Limitations & Future Work¶
- Limited Architecture Coverage: Only validated GIN and GCN, without covering attention-based GNNs like GAT or max/min aggregation architectures (as consistently noted by reviewers).
- Strong Theoretical Assumptions: Assumes injective, continuously differentiable, zero-fixed activation functions; although experiments indicate it holds for ReLU, formal guarantees are still lacking.
- Insufficient Practicality of Lemma 3.6: Requires full knowledge of all isomorphism types in the dataset and assumes a uniform class distribution, which is hard to satisfy in practice.
- Lack of Practical Pruning Algorithms: The paper focuses on theoretical analysis and does not propose a complete expressiveness-aware pruning method (only a simple idea was described in the rebuttal).
- Graph Classification Only: Application to node classification and other scenarios requires additional adaptations.
- Hurried Experimental Descriptions: Reviewers consistently pointed out that the readability and clarity of the experimental section could be improved.
Related Work & Insights¶
| Dimension | Ours (SELTH) | Classic LTH/SLTH | Existing GNN LTH |
|---|---|---|---|
| Theoretical Level | Expressiveness preservation condition + WL equivalence | Subnetwork existence proof | Empirical validation only |
| Focus of Attention | Graph discrimination capability (expressiveness) | Function approximation capability | Parameter / computational efficiency |
| Pruning Target | MLP parameter weights | Model parameters | Graph structure + Model parameters |
| Application Example | Drug discovery (activity cliffs) | CV/NLP | Molecular graphs / Social networks |
Insights: The concept of expressiveness preservation can be extended to design better GNN pruning algorithms—checking aggregation function injectivity after pruning each layer to choose configurations that maintain the most graph-distinguishing pairs. "WL Go Indifferent" from the same author group (KDD 2024) analyzed the impact of bit-flip attacks on GNN expressiveness, forming a complementary attack/defense perspective with this work.
Rating¶
- Novelty: ⭐⭐⭐⭐⭐ — Formally connects WL expressiveness with LTH for the first time; the SELTH hypothesis is a brand new theoretical contribution.
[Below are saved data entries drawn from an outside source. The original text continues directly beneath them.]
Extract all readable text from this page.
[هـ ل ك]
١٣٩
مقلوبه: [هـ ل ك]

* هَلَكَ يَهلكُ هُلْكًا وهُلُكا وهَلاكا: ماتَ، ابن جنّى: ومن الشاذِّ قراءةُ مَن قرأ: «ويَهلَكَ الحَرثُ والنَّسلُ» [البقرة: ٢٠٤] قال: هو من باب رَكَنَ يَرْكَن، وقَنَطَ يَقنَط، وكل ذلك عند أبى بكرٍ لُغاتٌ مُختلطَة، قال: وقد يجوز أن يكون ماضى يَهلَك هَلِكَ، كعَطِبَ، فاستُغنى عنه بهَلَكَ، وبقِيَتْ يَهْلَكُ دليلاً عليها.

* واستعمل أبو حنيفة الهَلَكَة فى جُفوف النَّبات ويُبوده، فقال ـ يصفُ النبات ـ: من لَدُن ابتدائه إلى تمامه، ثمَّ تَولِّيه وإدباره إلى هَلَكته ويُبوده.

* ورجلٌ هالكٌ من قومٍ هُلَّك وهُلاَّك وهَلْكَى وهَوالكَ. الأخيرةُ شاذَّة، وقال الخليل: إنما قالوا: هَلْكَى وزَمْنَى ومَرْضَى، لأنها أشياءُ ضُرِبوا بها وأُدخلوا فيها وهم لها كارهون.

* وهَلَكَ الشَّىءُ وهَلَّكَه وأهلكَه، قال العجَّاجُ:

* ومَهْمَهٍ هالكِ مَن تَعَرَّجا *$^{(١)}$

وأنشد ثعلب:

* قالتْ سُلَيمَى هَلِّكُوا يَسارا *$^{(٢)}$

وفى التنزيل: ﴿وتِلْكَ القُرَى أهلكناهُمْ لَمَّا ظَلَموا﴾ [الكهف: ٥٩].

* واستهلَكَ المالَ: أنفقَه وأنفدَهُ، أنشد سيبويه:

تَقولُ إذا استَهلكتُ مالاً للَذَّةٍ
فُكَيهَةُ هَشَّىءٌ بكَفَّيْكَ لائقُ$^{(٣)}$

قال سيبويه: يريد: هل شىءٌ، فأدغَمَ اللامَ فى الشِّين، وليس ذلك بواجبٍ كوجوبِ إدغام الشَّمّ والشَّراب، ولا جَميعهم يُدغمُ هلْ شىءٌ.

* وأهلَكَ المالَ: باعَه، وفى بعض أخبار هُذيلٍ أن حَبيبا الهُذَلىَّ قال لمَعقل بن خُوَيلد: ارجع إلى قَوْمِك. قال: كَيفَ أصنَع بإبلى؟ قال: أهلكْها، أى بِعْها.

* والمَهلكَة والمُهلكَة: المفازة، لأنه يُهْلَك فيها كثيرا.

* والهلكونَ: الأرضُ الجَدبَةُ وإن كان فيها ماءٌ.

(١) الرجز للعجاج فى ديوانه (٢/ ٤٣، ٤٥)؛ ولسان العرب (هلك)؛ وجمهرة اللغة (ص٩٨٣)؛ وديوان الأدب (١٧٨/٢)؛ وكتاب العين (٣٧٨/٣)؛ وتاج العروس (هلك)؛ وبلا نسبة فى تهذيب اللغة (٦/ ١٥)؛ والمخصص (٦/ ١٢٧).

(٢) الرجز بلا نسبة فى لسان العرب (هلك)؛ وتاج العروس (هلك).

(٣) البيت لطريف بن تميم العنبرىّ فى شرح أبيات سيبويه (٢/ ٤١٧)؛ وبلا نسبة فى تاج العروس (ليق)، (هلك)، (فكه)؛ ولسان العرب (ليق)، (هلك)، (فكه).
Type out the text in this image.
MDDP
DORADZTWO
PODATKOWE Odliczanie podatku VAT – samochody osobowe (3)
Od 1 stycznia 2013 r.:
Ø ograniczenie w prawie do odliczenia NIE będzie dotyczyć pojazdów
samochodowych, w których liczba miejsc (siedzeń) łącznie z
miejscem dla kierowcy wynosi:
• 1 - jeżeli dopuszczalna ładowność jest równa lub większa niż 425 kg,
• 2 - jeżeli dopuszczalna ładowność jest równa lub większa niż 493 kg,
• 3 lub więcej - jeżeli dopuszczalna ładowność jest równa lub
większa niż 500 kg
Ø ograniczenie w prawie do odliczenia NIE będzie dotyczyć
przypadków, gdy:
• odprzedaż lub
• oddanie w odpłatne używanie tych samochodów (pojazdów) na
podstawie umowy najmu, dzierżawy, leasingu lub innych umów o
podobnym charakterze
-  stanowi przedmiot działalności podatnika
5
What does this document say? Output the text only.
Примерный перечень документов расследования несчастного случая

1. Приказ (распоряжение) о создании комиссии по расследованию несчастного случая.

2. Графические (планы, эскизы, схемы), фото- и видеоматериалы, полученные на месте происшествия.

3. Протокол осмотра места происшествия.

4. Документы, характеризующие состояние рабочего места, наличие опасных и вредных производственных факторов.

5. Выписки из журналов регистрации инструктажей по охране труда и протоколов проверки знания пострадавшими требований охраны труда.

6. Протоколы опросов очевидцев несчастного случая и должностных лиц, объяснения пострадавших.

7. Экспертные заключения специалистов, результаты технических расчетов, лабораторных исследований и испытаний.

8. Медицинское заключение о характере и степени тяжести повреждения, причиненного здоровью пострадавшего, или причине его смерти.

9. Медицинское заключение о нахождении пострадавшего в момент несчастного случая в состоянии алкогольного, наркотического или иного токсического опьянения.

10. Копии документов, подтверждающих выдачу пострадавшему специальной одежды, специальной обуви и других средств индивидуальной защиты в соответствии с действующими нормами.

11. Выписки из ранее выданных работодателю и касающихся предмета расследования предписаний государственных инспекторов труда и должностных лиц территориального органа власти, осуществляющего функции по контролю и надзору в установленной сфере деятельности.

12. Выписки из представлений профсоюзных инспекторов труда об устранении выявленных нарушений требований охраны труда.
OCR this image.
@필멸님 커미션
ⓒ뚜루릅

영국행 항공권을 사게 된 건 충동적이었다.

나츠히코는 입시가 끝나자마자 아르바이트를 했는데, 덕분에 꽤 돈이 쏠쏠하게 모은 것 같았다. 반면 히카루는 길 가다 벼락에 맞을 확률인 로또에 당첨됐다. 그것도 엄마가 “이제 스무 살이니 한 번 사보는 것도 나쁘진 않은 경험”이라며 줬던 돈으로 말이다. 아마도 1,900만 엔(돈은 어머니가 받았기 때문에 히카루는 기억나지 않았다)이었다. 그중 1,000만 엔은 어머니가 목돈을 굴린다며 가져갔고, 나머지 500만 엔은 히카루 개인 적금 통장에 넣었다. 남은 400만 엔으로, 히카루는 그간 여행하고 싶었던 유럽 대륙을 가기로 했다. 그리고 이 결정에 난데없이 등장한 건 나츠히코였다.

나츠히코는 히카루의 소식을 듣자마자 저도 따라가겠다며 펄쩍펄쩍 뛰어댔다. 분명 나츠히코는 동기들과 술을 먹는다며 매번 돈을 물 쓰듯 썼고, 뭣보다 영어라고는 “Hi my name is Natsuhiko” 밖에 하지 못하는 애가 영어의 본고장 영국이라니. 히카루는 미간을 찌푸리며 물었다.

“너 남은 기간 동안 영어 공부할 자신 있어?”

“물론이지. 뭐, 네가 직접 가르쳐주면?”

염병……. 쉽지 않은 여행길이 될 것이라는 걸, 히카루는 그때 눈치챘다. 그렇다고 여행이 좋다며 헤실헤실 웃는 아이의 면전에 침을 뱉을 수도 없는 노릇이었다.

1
- Experimental Thoroughness: ⭐⭐⭐ — Large scale with 13,500+ experiments, but limited to two architectures and lacks comparison with practical algorithms.
- Writing Quality: ⭐⭐⭐ — Theoretically rigorous but notation-heavy; the experimental section is described in a rushed manner (consistent feedback from reviewers).
- Value: ⭐⭐⭐⭐ — Provides an important theoretical foundation for GNN pruning, with practical guidance value in safety-critical drug discovery fields.